The next time you listen to George W. speak consider that he might understand the speach he was given about as well as he understands the teachings of his Savior.

If that example isn't crazy enough for you, consider that the early Christian church rose on a tide of blood from its own executed martyrs; yet as soon as Catholicism was adopted by the political authorities the church endorsed capital punishment. Only a few minor Christian sects, like Quakers for instance, have eschewed the death penalty. Nixon was a Quaker, wasn't he?



Every year patents run out on proven effective drugs and they become available as less expensive generic drugs. Every year techniques are developed which diagnose earlier so that diseases can be treated easier, more cheaply and with shorter convalescenses. Every year new techniques result in treatments that are less invasive, quicker, more efffective, require shorter hospital stays and less rehabilitation.

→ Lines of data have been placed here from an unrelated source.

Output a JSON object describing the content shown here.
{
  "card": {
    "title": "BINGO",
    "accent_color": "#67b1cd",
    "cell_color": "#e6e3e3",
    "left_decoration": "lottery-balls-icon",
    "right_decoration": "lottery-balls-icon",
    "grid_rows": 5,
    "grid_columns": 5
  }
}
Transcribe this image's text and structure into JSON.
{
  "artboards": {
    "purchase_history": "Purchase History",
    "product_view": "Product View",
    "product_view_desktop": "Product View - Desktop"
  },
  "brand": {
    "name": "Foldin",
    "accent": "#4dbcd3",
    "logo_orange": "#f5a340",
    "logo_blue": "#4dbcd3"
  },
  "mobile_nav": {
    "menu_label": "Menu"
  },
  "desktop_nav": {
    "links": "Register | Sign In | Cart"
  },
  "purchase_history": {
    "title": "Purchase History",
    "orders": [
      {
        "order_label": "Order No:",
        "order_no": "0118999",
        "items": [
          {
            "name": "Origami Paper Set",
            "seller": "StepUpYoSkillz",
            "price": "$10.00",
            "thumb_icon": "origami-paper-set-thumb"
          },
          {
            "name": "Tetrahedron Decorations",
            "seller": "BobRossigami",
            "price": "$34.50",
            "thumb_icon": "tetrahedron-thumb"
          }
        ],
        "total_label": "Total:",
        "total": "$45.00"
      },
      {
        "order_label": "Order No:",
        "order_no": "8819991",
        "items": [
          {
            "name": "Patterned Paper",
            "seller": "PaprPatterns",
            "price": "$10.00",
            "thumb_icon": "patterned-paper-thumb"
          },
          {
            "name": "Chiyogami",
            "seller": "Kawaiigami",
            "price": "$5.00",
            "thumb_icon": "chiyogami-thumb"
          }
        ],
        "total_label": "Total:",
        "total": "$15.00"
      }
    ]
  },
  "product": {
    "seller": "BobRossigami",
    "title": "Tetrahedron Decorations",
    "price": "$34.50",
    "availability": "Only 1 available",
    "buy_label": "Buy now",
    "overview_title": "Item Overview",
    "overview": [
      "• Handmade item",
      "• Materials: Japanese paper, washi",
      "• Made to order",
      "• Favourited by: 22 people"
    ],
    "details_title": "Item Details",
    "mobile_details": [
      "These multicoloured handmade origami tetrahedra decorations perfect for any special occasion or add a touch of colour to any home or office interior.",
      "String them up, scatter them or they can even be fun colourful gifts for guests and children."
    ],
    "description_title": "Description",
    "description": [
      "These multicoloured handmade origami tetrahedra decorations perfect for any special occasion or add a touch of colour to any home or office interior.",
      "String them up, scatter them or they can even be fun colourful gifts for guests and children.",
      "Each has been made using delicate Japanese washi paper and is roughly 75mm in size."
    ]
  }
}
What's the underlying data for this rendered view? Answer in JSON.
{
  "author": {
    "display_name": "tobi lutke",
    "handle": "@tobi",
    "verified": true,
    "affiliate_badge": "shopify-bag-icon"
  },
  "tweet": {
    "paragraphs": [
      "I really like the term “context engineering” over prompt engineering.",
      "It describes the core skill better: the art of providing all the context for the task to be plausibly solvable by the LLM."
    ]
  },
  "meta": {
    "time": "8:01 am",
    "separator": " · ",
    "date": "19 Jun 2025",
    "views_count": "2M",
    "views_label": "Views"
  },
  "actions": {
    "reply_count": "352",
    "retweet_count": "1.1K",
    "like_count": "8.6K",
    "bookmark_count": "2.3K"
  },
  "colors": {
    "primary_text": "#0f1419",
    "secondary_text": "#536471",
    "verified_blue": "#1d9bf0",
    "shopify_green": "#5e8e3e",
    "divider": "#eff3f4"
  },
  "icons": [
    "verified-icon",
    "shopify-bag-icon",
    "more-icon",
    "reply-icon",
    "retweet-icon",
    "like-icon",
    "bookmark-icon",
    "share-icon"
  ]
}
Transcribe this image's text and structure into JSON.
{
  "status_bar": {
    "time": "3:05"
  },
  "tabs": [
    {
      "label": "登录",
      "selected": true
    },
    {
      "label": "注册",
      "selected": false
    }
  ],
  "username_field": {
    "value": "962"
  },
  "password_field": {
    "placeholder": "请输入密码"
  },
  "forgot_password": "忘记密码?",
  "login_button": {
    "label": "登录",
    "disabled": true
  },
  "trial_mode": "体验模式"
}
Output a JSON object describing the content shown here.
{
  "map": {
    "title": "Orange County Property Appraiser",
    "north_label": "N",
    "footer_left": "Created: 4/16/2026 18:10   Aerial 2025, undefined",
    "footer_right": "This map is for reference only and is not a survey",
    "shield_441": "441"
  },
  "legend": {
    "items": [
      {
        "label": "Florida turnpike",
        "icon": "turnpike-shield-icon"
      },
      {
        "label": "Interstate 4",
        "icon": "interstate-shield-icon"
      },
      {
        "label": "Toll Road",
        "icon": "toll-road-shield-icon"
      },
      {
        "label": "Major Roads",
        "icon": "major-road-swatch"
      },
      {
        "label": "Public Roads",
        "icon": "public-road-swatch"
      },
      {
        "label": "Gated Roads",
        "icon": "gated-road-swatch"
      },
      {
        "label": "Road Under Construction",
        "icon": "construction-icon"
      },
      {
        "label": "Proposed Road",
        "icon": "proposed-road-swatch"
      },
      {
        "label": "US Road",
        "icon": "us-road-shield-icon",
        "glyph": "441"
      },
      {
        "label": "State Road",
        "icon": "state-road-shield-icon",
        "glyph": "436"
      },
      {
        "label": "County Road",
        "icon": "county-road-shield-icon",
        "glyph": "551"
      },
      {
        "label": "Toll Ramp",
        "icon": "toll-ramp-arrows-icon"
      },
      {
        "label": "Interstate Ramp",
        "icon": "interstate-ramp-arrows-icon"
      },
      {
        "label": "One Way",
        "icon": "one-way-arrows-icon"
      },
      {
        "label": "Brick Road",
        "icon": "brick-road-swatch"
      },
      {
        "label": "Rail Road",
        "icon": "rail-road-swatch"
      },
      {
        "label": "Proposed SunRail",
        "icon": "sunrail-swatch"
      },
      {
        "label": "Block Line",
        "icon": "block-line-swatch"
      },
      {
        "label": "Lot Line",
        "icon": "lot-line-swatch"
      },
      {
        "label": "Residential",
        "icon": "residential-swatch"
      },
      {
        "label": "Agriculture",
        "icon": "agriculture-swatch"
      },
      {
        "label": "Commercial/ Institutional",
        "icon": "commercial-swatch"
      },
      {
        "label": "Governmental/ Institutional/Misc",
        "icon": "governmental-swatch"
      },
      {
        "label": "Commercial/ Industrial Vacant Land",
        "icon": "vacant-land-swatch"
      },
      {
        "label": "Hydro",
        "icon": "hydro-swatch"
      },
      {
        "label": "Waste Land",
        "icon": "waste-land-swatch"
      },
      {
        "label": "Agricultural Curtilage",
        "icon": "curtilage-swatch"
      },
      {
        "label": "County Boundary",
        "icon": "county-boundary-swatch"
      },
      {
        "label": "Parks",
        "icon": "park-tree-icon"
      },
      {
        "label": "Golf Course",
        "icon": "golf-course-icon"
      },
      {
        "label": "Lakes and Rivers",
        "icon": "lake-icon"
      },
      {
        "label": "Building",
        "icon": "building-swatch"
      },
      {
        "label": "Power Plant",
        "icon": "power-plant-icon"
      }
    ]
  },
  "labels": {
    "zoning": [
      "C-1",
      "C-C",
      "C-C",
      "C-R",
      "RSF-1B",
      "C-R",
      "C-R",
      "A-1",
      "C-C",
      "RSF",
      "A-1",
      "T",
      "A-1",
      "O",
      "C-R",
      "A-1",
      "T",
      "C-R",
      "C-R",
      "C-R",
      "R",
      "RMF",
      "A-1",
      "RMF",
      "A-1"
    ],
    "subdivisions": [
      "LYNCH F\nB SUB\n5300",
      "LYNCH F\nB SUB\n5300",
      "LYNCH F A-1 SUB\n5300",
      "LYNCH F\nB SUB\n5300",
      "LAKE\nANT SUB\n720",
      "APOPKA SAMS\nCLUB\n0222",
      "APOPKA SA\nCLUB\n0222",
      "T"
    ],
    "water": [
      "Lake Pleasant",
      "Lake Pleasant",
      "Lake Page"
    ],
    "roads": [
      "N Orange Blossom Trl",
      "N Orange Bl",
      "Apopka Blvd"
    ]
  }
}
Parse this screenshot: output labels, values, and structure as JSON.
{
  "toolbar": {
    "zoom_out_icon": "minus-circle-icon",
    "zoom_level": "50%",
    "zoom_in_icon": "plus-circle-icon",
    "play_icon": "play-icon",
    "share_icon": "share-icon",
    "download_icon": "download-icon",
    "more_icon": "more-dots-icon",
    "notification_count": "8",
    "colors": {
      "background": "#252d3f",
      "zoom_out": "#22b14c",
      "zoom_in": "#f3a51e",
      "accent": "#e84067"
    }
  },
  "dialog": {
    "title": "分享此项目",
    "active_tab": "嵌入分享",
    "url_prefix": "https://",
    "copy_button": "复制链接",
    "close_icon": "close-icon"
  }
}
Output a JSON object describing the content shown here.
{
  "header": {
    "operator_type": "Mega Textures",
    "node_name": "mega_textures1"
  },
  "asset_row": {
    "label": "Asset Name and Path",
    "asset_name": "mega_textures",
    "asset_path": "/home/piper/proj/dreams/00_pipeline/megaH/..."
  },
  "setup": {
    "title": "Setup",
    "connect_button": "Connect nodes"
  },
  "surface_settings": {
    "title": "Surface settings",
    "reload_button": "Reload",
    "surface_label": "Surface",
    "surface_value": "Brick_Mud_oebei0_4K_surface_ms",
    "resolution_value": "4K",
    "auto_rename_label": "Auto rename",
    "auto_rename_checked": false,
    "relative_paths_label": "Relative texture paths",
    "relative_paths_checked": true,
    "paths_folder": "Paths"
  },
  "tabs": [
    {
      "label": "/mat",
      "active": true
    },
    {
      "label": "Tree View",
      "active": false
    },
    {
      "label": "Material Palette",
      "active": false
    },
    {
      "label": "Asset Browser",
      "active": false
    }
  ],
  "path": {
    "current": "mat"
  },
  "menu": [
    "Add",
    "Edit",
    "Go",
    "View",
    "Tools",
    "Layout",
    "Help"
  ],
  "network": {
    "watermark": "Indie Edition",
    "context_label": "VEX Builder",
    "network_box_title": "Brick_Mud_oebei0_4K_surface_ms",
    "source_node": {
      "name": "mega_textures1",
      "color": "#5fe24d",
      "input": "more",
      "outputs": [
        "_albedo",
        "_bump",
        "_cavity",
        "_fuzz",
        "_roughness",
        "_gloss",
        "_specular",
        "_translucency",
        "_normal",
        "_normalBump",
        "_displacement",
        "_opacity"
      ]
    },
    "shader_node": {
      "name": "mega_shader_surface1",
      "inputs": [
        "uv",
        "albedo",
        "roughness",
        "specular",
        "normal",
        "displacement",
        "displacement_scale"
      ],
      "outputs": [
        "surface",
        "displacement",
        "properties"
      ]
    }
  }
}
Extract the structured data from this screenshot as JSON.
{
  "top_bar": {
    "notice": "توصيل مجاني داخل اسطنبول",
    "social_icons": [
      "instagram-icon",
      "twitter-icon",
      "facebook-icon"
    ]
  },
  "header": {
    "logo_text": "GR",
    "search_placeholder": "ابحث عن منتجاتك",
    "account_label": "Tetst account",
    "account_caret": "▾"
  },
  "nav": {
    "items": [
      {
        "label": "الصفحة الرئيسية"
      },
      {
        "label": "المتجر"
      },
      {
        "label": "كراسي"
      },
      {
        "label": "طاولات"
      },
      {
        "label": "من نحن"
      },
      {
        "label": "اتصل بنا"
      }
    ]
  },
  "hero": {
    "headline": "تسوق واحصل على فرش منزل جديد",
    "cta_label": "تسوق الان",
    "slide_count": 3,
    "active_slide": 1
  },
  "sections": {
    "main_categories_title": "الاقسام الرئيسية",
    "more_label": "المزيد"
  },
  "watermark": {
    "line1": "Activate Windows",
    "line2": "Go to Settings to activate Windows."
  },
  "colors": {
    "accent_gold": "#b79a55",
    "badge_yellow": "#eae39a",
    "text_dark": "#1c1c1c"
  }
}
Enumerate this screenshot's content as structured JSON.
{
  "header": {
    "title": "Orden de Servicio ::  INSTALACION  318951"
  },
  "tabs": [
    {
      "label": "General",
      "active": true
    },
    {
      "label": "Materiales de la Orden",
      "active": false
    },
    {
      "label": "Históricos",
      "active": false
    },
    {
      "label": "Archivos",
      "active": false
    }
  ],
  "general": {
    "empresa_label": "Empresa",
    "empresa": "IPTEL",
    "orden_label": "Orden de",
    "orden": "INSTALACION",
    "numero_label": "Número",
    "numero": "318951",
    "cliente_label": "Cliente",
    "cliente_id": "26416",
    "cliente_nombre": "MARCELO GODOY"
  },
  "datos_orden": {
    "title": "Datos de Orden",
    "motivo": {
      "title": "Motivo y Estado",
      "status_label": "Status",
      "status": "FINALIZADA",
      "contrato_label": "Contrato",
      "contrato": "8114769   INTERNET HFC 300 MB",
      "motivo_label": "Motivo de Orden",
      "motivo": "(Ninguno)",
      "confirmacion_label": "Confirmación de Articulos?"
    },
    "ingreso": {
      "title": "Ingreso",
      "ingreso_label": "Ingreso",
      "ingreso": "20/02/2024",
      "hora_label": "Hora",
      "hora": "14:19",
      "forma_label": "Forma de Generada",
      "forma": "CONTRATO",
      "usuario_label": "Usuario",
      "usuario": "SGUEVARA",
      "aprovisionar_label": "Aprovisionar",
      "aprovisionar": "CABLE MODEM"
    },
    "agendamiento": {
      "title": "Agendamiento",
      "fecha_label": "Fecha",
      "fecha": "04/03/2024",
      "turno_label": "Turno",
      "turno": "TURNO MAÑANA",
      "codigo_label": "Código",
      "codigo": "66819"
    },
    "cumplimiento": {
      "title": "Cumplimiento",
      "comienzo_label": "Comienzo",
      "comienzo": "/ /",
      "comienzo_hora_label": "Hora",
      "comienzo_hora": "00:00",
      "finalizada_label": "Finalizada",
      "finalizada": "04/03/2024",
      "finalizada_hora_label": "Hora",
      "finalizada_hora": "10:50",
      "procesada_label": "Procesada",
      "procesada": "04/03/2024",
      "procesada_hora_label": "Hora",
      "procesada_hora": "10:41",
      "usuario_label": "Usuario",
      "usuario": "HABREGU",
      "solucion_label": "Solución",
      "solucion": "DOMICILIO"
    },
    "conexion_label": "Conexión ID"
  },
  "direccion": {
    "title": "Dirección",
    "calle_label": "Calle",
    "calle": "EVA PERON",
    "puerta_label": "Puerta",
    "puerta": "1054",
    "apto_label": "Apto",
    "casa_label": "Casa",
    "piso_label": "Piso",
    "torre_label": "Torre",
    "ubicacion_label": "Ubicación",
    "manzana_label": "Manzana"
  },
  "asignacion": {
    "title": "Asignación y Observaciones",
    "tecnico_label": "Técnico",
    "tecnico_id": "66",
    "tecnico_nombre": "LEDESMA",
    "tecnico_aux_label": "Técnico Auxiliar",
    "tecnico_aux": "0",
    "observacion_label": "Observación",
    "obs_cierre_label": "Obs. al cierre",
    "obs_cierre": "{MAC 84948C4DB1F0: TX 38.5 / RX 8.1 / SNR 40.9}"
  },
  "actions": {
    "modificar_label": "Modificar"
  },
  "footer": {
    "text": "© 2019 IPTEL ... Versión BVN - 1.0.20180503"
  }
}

On top of that, we keep adding people to the health care industry whose job it is to control and reduce costs. These are your HMO guys, your insurance guys.

So in the face of all that, how come the price of health care keeps going up?



I saw "Deliverance" on TV last night and was once again reminded of the problems Hollywood has with southern accents.

I remember that the Ole Miss library had a set of standard dialect tapes which included a dozen or so examples of New York dialects, Bronx, Manhattan, Uptown, Downtown, Hell's Kitchen, Brooklyn, Long Island and so on. That same set of tapes had only one example from the south titled "Southern U.S."

Mind you, this was in the library of the University of Mississippi. One dialect covering the whole South. Of course, the tapes were standard theatrical training modules, authored in New York and covering most the material the New York Theatre considered most essential. Because they were the industry standard, Ole Miss had to have a set just like the library had to have a set of Encyclopedia Americana.

I guess every actor in Hollywood refers to that same set whenever he has to play a southerner, because that's the generic delta-esque accent I hear.

Rather than list all the godawful southern accents I've heard in the movies, let me point out a few examples where It think the actor got it right.

Dan Ayckroyd in "Driving Miss Daisy." The minute he opened his mouth you could tell he was from Tupelo. Also the Judge in "My Cousin Vinny," sounded like he might have been from Alabama. Gary Oldman in "The Fifth Element" was from Plano, Texas. Tracy Ullman takes her dialects seriously as well.

It sounds like foreign trained actors have a more specific ear for American accents than do American actors.